Indy Staff

What's gotten into Gov. Steve Bullock lately? The understated former attorney general sends out the occasional funny tweet and shows up for all the usual photo ops, but he's nothing like the showman and sometimes bully he replaced in Helena. At least, not until the last week or so.

First, Bullock's office nominated 5.1 million acres of U.S. Forest Service land as priority for "restoration" (read: logging). Some touted the proposal as a collaborative effort among the timber industry and environmental groups, but the Great Falls Tribune reported that in fact it was cooked up by seven people over the course of five conference calls that included zero opportunity for public input. Those left out of the discussion are rightfully angry and calling out the governor for approving such a heavy-handed clearcut of public lands.

In the governor's defense, spokesman Dave Parker told the Trib "vigorous" public participation will follow on a project-by-project basis, and he undermined those questioning the governor's so-called "diverse coalition" by dismissing the critics as a "minority." The merits of the proposal aside, a decision this large deserves a more transparent process, and the governor should know better than to try to strong-arm the public.

But perhaps strong-arming is something Bullock's office is warming up to. Hours after the Tribune story, the Billings Gazette reported that Bullock was about to unveil a $45 million aid package for eastern Montana communities struggling with the Bakken boom. The controversy here involves politics—lawmakers passed a similar bipartisan package during the last legislative session, but Bullock vetoed the bill claiming the state couldn't afford it. Some Republicans wonder how the governor suddenly found the money, and how he can allocate it without legislative input. Enter spokesman Parker again. According to the paper, Parker "would not elaborate on the funding mechanisms for the aid package, and then threatened to exclude The Gazette from further advisories from the governor if the newspaper reported on the aid package before the governor's whistle stop tour."
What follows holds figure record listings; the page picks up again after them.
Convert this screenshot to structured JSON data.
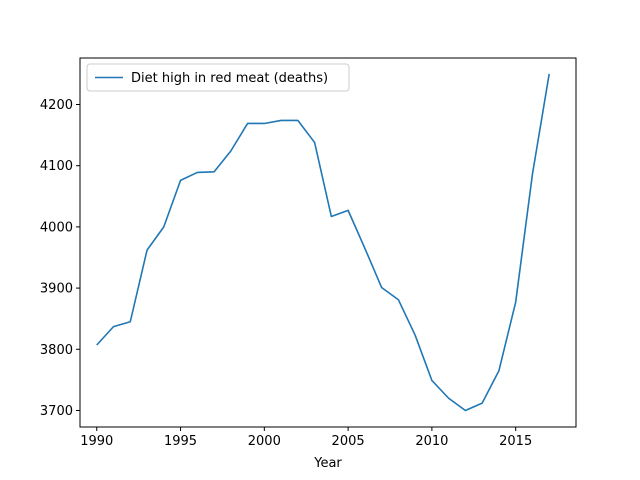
{
  "chart_data": {
    "type": "line",
    "title": "",
    "xlabel": "Year",
    "ylabel": "",
    "xlim": [
      1989,
      2018.6
    ],
    "ylim": [
      3673,
      4276
    ],
    "xticks": [
      1990,
      1995,
      2000,
      2005,
      2010,
      2015
    ],
    "yticks": [
      3700,
      3800,
      3900,
      4000,
      4100,
      4200
    ],
    "grid": false,
    "legend_position": "top-left",
    "series": [
      {
        "name": "Diet high in red meat (deaths)",
        "color": "#1f77b4",
        "x": [
          1990,
          1991,
          1992,
          1993,
          1994,
          1995,
          1996,
          1997,
          1998,
          1999,
          2000,
          2001,
          2002,
          2003,
          2004,
          2005,
          2006,
          2007,
          2008,
          2009,
          2010,
          2011,
          2012,
          2013,
          2014,
          2015,
          2016,
          2017
        ],
        "y": [
          3807,
          3837,
          3845,
          3962,
          4000,
          4076,
          4089,
          4090,
          4124,
          4169,
          4169,
          4174,
          4174,
          4138,
          4017,
          4027,
          3965,
          3901,
          3881,
          3823,
          3749,
          3720,
          3700,
          3712,
          3765,
          3877,
          4086,
          4250
        ]
      }
    ]
  }
}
Bullock's predecessor, Brian Schweitzer, developed a reputation for bulldozing his way through certain policy decisions. He rarely received much heat for his tactics because he was always quick with a quip and tended to deliver popular results. Bullock has no such track record and he isn't in the same league as Schweitzer when it comes to playing the press and entertaining the public. That's worth remembering before Bullock picks his next fight with the media or, more importantly, tries to silence public input.